Sections of the Deeside Line were acquired for public ownership, Aberdeen to Peterculter and Cambus O’May to Ballater, with the remainder of the line reverting to private ownership. In 1992 Kincardine and Deeside District Council undertook a study into the feasibility of creating a route from Aberdeen to Ballater to be known as the Deeside Way.
Since those early days, the route has been developed in sections as funding and resources have become available. Several partner organisations have been involved in taking the project forward including Aberdeenshire Council, Aberdeen City Council, Cairngorms National Park, Scottish Natural Heritage, Scottish Enterprise Grampian and Sustrans. Key to the success of the project has been the support of local landowners and communities along the way.

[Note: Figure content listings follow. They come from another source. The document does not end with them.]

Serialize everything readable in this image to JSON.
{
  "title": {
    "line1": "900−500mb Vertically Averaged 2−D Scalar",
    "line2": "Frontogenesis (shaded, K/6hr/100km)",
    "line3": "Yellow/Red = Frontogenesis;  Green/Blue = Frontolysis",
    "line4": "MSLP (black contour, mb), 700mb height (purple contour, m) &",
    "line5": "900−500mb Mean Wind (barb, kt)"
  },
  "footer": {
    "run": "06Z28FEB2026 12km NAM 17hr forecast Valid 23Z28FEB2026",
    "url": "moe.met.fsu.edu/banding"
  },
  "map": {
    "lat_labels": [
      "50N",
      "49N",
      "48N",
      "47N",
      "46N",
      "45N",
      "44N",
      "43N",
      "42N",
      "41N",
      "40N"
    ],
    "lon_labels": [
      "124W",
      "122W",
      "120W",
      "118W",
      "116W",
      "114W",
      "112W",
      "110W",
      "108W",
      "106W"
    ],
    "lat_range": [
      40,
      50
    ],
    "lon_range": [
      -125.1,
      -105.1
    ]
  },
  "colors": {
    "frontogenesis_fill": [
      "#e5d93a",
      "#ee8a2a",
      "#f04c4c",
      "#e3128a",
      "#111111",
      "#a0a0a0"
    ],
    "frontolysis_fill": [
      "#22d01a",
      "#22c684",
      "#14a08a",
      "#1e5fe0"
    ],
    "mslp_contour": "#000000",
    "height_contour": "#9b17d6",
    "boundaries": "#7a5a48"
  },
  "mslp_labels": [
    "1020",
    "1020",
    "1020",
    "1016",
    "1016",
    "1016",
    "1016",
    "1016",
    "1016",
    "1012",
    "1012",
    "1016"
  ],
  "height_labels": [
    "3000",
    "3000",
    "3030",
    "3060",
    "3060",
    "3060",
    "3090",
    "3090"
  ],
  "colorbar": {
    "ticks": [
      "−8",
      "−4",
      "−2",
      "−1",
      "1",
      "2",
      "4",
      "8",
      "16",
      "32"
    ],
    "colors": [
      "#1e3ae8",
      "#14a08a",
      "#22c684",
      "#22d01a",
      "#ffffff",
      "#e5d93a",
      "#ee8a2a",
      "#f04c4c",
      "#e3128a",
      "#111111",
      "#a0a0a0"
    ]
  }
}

From Aberdeen to Banchory and from Aboyne to Ballater the route mainly follows the old Deeside Line but between Banchory and Aboyne the route utilises forest tracks, woodland paths and field margins. This is because the old railway headed north as it left Banchory to Torphins and Lumphanan before returning to the Dee valley at Dess.
The Deeside Way is nearing completion with only a short missing section east of Aboyne and plans are underway to extend the path from Ballater to Braemar. Popular with walkers, cyclists and horse riders, the Deeside Way links communities along its route and also links with other path networks and outdoor attractions across Deeside.